Müstahkem alanın dışında büyük bir buz kutusu var (Yakhchal), sıcak mevsimde yakındaki bir yüzme havuzunda kışın üretilen buzu tutan kil tuğla bir kubbe ile kaplıdır. Arkeolojik araştırmalar, bölgenin Ahameniş döneminde yerleşim gördüğünü gösterse de, şehrin kuruluşu, Sasani İmparatorluğu'nun (MS 224-651) kurucusu Ardashir zamanında yaşamış, belki de efsanevi bir karakter olan Haftvad'a atfedilir. İpekböceğini Bam'a getirecek ve böylece şehrin servetini başlatacak olan Babakan.
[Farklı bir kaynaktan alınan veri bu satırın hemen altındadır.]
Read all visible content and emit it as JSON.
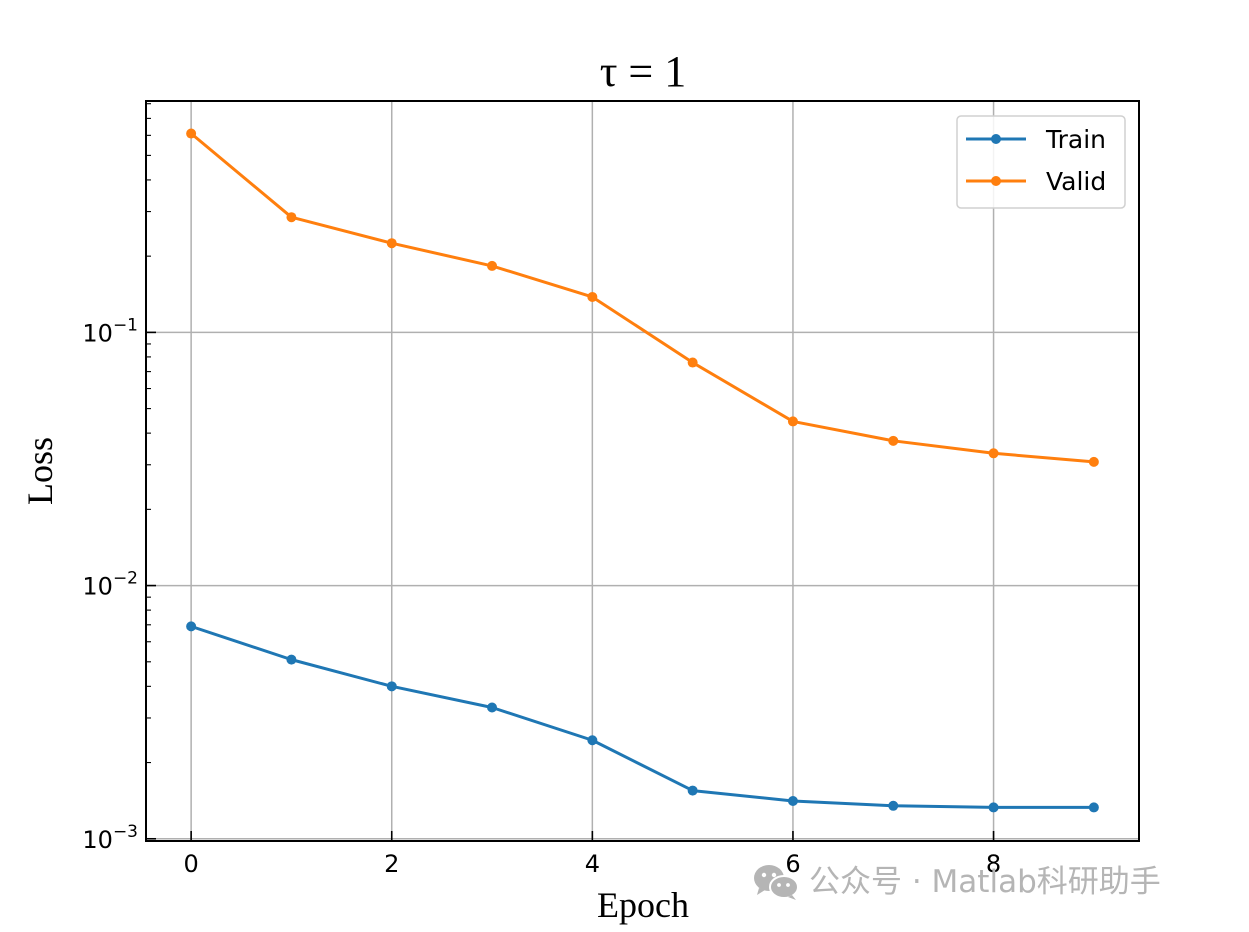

Bam, ilk kez 1213. yüzyılda İslami kaynaklar tarafından ipek ve pamuklu giysi üretimi ile ünlü bir yer olarak anılmaktadır. Sasani İmparatorluğu'nun yıkılmasından sonra Aşağı Hilafet'in (VIII-XIII yüzyıl) ve ardından Selçuklu Türk İmparatorluğu'nun (XI-XIII yüzyıl) egemenliğine geçmiş, 1314'te yerel bir hükümdarın egemenliğine girmiştir. , savunma duvarlarını yıktıran Zuzan'ın ve daha sonra Muzafferid hanedanının kurucusu Mübariz el-Din Muhammed'in (1393-XNUMX) hükümdarlığı.

1408-09 civarında, surları yeniden inşa ettiren ve şehri yeniden dolduran bir Timurlu general tarafından işgal edildi. Ardından gelen uzun barış dönemi, ancak 100. yüzyılın ilk yarısındaki Afgan istilaları ile kesintiye uğradı ve ardından şehir, İran'ın yönetici hanedanı Kaçarların kontrolüne geri döndü. On dokuzuncu yüzyılda şehir, kalenin dışına genişledi ve çağdaş zamanlarda 30 bin nüfusa ulaştı. Aslında, kale terk edilmiş ve alanın ulusal çıkar ilan edildiği ve konsolidasyon ve restorasyon çalışmalarının başladığı XNUMX'lara kadar ordunun kontrolünde kalmıştır.

70'li yıllardan itibaren kale, eksik kısımlarının ve birçok yapının yeniden inşası ile önemli çalışmalara konu olmuştur. 26 Aralık 2003'te, Bam şehri, evlerin %75'inden fazlasını yok eden ve 26 binden fazla kişinin ölümüne neden olan çok güçlü bir depremle sarsıldı. Kale ciddi hasar gördü, restore edilen veya yeniden inşa edilen yapıların neredeyse tamamı yıkıldı ve surlar büyük hasar gördü. Yaşanan hasarın ciddiyeti, daha önce görünmeyen katmanlara erişime sahip olan ve Part hakimiyetine (M.Ö. Helenistik döneme ait yapılar.

Şimdi çok ileri bir aşamada kalenin restorasyonunun da başlatıldığı yeniden yapılanma çalışmasına birçok ülke katıldı. İtalya, Unesco aracılığıyla mali katkılar teklif etti ve Merkez Restorasyon Enstitüsü'nün uzmanlığını harekete geçirdi. Bam kalesinin cazibesi ve tarihi manzarası yüzyıllar boyunca sanatçılara ve yazarlara ilham kaynağı olmuştur. Pier Paolo Pasolini, "Binbir Gece Masalları" filminden bazı sahneler için Bam'ı arka plan olarak seçmiş ve kale, Dino Buzzati'nin romanından uyarlanan "Tatarların Çölü" filminin senaryosuna esin kaynağı olmuştur. hala ziyaret edilebilir orijinaline yakın benzer bir set.